Note: This advice is given by the CAP Executive about non-broadcast advertising. It does not constitute legal advice. It does not bind CAP, CAP advisory panels or the Advertising Standards Authority.

This guidance deals with claims made within testimonials. For the rules on using testimonials in marketing communications, and evidencing they are genuine, please see “Testimonials and Endorsements”.

Testimonials must relate to the product advertised and claims in a testimonial that are likely to be interpreted as factual must not mislead or be likely to mislead the consumer (Rules 3.46 and 3.47). The Code applies to claims made in testimonials in the same way that they apply to claims elsewhere in advertising. Unless they are clearly subjective, marketers must hold evidence for all claims made in testimonials. When making health, or medicinal claims, additional rules will apply.

Hold evidence for objective claims

Any objective claims made in testimonials, such as those about the efficacy of a product, must be supported by sufficient objective evidence to support the claim.

A testimonial which stated “My mum is diabetic […] Frank's is the only ice cream she can have, in fact it's the only dessert at all she can have” was considered problematic. The ASA understood that people with diabetes were able to consume all types of food, including ice-cream, within the context of a healthy and balanced diet, and that specialist foods were not necessary. Because the claim implied that the ice cream was suitable for diabetics because it had special characteristics, and that no similar foods were suitable for diabetics when that was not the case, the ad was considered misleading (Frank’s Ice Cream Ltd, 29 March 2023).  The ASA also upheld complaints about a testimonial which described an individual’s theory regarding “hexagonal water” because it considered consumers would interpret the claims as being in relation to a theory based on evidence, which was not the case (Water for Health Ltd, 3 July 2013).
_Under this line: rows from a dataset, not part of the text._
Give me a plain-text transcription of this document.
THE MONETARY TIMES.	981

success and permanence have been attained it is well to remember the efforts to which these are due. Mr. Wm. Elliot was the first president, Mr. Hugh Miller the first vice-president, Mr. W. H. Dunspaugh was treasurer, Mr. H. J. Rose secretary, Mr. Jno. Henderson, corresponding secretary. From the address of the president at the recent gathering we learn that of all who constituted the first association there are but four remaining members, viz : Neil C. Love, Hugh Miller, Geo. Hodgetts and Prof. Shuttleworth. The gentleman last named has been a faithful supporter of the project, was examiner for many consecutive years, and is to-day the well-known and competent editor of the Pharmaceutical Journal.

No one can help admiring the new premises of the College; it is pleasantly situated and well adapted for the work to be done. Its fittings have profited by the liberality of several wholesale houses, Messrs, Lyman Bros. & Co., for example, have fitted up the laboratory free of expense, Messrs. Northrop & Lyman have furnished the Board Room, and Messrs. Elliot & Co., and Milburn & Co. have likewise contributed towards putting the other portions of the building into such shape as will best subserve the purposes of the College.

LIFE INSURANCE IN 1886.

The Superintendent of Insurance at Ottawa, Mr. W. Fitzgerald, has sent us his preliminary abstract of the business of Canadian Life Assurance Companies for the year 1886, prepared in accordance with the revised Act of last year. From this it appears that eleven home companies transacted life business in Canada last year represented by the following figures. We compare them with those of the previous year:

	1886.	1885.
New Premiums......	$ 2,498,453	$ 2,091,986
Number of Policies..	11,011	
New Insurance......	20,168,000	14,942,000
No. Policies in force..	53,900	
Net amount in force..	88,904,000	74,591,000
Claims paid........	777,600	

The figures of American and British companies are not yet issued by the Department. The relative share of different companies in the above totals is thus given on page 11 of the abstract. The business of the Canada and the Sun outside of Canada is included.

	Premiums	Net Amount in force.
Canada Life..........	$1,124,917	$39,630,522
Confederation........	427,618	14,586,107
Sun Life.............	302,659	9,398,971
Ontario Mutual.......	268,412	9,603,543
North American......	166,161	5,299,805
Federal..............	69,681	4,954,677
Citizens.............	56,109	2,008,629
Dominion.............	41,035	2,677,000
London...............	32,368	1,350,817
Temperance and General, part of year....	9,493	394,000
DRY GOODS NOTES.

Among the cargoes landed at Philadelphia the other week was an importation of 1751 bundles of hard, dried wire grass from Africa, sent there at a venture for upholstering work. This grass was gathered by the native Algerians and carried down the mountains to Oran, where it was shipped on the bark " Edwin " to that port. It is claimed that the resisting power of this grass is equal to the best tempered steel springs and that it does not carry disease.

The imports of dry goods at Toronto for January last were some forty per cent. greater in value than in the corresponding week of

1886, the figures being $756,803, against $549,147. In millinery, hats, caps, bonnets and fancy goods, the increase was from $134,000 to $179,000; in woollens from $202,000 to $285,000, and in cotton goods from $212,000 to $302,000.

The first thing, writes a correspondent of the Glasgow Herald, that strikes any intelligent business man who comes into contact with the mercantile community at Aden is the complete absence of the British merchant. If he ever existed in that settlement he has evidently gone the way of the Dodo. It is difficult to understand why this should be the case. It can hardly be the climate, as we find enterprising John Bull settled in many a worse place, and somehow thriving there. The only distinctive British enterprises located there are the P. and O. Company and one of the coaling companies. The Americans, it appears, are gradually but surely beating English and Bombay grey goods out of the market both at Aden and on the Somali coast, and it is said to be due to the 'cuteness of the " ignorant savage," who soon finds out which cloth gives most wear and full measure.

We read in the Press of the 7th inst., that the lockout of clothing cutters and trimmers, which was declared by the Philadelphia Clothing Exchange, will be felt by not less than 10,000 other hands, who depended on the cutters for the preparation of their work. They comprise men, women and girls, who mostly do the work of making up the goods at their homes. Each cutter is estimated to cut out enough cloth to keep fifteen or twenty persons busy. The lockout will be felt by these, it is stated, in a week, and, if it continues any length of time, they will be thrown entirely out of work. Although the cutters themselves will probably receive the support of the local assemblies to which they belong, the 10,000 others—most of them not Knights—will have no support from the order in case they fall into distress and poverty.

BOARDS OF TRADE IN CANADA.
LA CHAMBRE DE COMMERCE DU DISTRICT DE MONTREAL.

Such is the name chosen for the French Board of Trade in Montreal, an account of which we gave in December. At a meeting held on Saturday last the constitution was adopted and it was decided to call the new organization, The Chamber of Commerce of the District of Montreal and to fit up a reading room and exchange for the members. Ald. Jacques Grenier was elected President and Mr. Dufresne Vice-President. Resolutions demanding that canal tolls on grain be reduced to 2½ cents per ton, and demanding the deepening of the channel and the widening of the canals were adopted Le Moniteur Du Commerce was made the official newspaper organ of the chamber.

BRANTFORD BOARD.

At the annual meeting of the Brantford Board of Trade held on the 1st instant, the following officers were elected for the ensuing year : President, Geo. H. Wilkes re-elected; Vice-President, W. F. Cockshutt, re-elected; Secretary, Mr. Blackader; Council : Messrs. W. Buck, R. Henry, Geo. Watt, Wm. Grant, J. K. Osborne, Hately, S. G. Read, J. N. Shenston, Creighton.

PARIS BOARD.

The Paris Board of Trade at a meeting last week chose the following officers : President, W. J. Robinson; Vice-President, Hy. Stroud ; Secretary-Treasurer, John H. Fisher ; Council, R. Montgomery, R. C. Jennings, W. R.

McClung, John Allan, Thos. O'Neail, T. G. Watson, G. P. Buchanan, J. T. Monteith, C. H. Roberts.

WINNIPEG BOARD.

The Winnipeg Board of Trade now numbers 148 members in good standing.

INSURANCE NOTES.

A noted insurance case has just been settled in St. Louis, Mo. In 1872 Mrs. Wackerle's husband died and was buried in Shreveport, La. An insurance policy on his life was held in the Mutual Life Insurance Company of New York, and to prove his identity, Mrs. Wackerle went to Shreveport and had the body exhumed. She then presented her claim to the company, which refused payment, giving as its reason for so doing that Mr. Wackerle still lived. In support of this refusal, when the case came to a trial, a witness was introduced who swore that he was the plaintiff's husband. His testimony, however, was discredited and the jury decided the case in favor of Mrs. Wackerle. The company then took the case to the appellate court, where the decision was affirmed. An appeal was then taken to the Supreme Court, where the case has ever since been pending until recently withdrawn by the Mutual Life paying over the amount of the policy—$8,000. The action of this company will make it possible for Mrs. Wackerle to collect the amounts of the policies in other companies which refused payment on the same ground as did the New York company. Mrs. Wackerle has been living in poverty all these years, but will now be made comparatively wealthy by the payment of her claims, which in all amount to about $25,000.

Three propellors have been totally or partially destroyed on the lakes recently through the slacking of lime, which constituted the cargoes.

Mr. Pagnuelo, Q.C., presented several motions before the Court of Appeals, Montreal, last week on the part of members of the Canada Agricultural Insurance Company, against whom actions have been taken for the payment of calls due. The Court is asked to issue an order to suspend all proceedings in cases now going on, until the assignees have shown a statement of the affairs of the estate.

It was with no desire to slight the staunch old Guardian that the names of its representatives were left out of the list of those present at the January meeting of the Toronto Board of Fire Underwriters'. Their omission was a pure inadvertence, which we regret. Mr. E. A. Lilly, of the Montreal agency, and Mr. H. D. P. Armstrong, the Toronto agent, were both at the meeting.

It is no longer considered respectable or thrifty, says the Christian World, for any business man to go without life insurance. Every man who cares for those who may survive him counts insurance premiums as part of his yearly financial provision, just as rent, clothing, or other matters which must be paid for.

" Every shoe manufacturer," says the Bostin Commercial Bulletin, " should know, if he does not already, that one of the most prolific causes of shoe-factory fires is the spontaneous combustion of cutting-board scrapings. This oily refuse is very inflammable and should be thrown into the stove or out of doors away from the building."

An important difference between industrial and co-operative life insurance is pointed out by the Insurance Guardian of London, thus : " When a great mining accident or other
Although some testimonials often feature the views of the person who gave it, if those views can also be understood to be efficacy claims, then they should not be included in advertising, unless supported by sufficient evidence. A testimonial which stated "... these products really work and if you compare with the price of plastic surgery you'll see that they are not expensive at all ..." described the products as alternatives to surgery, and implied they were as effective as surgery. While the ASA acknowledged that the testimonial might have been a genuinely held opinion, it was also an objective claim. Because they were not provided with objective evidence to show that body sculpture was an effective alternative to surgery the testimonial was considered problematic (Rodial Ltd, 11 January 2012).

Health or medicinal claims

Section 15 of the CAP Code sets out the rules which specifically relate to marketing communications concerning food, food supplements and associated health or nutrition claims.  These rules apply to any claims made in in testimonials used in advertising. See Section 15 of the Code and ‘Food: health and nutrition general’ for full details.

Section 12 of the CAP Code sets out the rules that apply to marketing communications for Medicines, Medical Devices, Health Related products and Beauty Products. CAP has written a number of AdviceOnline articles on the topic of healthcare. See Section 12v and ‘Healthcare: overview’ for full details.

Ads for water filters which made multiple claims to treat acid reflux, including claims in testimonials which promoted the cessation of acid reflux medication, breached the Code because they were not supported by evidence, and because they discouraged essential treatment for health conditions for which medical supervision should be sought, a breach of rule 12.2 (Phox Water Ltd, 2 November 2022).

Testimonials are not evidence

Testimonials alone do not constitute substantiation so marketers should not rely on testimonials as support for any direct or implied claims made in the marketing communication. Customer survey responses which made positive comments about saving money on energy bills were not considered adequate substantiation for savings claims (Bright Networks Ltd t/a Bright Heating, 9 January 2013). In February 2015, an advertiser submitted testimonials in support of efficacy claims for a copper bracelet in the treatment of restless leg syndrome and the ASA ruled that personal or customer endorsement alone did not constitute adequate substantiation (Halcyon Bracelets, 18 February 2015).